The testimonies revealed the circumstances that led to the coup d’etat, the coup itself, and the aftermath that saw the junta consolidate power, and hunt down its enemies. Jallow said his problems with the junta started when he rebuffed the former Central River Region Commissioner (retired) Army Captain Momodou Bojang when he sought to recruit him into supporting the junta. Bojang had wanted Jallow, then the headmaster of a school in the area, to run for election on an Alliance for Patriotic Reorientation and Construction (APRC) ticket after the transition from military to democratic rule, but he said he was not interested. His brother Sana Jallow was later selected by the junta to represent the APRC in the Niamina Dankunku constituency.
The men who arrested Jallow said they were working for the Armed Forces Provisional Ruling Council (AFPRC), which had taken control of the country. They accused him of failing to join the council and being sympathetic to the deposed People’s Progressive Party. His captors tortured him for five days and accused him of working in cahoots with Americans to stage a coup against the AFPRC. He was then transferred to a police station where he was interrogated and tortured before being sent to Fajara Barracks, where he was held for 14 months. In an email to Journalists for Justice Bensouda acknowledged that she was deputy director of prosecution of the Gambia and that she dealt with Jallow’s case. She claimed that it was on her recommendation that his treason charge was ultimately dropped. Although her testimony appeared to contradict Jallow’s she gave no indication as to whether or not she would testify before the TRRC.

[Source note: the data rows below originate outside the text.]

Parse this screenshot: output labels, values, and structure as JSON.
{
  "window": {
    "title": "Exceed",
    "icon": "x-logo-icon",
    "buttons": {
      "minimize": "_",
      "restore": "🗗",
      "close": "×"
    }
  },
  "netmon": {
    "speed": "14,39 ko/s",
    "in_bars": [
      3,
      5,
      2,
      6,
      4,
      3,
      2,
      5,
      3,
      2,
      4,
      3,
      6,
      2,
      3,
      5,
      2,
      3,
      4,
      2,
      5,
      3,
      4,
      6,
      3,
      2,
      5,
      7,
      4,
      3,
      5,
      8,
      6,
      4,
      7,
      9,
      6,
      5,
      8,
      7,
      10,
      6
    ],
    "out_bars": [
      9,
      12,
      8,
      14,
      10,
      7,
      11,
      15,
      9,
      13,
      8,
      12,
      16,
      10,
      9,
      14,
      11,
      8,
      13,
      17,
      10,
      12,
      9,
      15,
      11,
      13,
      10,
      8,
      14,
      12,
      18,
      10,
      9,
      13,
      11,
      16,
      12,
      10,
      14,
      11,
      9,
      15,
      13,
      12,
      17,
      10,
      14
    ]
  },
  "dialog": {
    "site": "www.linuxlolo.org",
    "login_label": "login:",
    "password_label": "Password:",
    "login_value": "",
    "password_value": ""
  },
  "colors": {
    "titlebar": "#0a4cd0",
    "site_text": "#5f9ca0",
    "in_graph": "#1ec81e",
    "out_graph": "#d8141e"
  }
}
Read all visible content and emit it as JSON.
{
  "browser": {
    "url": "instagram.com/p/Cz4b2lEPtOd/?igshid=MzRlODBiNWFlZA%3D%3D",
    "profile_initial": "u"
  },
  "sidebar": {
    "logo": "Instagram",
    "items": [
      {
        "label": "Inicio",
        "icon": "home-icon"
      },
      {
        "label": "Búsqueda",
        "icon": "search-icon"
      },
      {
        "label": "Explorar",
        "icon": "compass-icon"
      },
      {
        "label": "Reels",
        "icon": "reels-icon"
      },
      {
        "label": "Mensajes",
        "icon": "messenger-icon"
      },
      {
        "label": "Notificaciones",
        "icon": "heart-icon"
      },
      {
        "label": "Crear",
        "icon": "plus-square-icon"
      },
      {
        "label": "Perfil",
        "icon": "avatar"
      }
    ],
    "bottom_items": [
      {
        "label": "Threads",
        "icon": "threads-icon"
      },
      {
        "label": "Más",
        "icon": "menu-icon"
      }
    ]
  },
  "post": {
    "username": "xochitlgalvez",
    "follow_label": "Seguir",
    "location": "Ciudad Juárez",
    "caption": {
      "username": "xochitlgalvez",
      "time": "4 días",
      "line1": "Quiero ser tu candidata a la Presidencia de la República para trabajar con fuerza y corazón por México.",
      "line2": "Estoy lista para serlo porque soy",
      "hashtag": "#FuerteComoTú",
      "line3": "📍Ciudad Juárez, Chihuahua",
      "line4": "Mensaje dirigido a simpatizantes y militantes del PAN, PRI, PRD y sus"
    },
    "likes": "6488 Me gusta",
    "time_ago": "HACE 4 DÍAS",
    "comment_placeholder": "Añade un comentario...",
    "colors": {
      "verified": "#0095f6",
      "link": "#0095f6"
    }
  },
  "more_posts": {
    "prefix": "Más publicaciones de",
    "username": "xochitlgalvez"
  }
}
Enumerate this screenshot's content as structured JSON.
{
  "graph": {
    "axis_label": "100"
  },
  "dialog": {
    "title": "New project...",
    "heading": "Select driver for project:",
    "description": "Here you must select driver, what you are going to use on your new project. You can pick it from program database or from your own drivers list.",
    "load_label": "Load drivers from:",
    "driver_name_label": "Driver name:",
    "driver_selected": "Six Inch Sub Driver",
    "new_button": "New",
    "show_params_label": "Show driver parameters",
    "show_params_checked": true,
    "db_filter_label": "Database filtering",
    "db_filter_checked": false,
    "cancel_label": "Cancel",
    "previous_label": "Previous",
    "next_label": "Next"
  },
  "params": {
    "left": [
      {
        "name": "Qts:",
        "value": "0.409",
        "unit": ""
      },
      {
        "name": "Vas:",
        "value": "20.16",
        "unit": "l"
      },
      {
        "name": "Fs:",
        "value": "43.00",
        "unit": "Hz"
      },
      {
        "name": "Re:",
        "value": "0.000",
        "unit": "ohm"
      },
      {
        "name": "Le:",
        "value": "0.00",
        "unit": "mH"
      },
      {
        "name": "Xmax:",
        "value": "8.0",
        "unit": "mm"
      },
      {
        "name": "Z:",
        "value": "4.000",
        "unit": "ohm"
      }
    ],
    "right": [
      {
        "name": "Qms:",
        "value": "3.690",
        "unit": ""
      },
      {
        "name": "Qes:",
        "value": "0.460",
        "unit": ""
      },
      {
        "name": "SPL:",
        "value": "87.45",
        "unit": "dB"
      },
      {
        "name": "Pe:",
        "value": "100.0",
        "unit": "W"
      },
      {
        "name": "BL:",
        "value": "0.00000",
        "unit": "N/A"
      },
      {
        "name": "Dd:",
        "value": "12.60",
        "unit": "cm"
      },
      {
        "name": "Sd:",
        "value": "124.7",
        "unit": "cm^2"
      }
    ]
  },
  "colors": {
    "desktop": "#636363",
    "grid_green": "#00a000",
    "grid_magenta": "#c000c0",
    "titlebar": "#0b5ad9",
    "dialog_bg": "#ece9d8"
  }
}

After Jammeh took power as President of the Gambia, he reportedly installed a network of oppression around the police and the National Intelligence Service. Human rights defenders accused the regime of systematic torture against opponents and journalists, extrajudicial executions, arbitrary detentions and disappearances. The former schoolmaster claimed that Bensouda, who is Gambian, played a central role in the early years of Jammeh’s regime: She was chosen as solicitor general and legal adviser after the 1994 putsch, and rose to become Jammeh’s Minister of Justice in August 1998. She later had a falling out with the regime and was fired in March 2000. Although Jallow was eventually brought before a court and charged with sedition alongside six other detainees, Bensouda reportedly changed his charge to treason. The charges were eventually dropped for lack of evidence, and Jallow eventually released following pressure from UN representatives, Senegal and the American and British ambassadors in Gambia. Upon his release Jallow was instructed not to discuss politics or meet with more than two people in public. He was also dismissed from his job as headmaster without his terminal dues.
He later escaped to Senegal from where he was able to apply for and get asylum in the United States. It is not clear if Bensouda will testify before the commission to provide her side of what happened. The TRRC is mandated to investigate and establish an impartial historical record of the violations and abuses of human rights committed in the period between July 1994 and January 2017. It also has power to advise on the prosecution of perpetrators and recommend financial compensation to victims. Modeled on South Africa’s investigation into its apartheid era, the TRRC is holding hearings into Jammeh’s 22-year rule, which ended in 2016 after he was forced from office. Jammeh’s regime fell in 2016 after he lost that year’s election to opposition leader Adama Barrow, but briefly refused to step down and was forced to flee into exile in Equatorial Guinea after the intervention of West African states.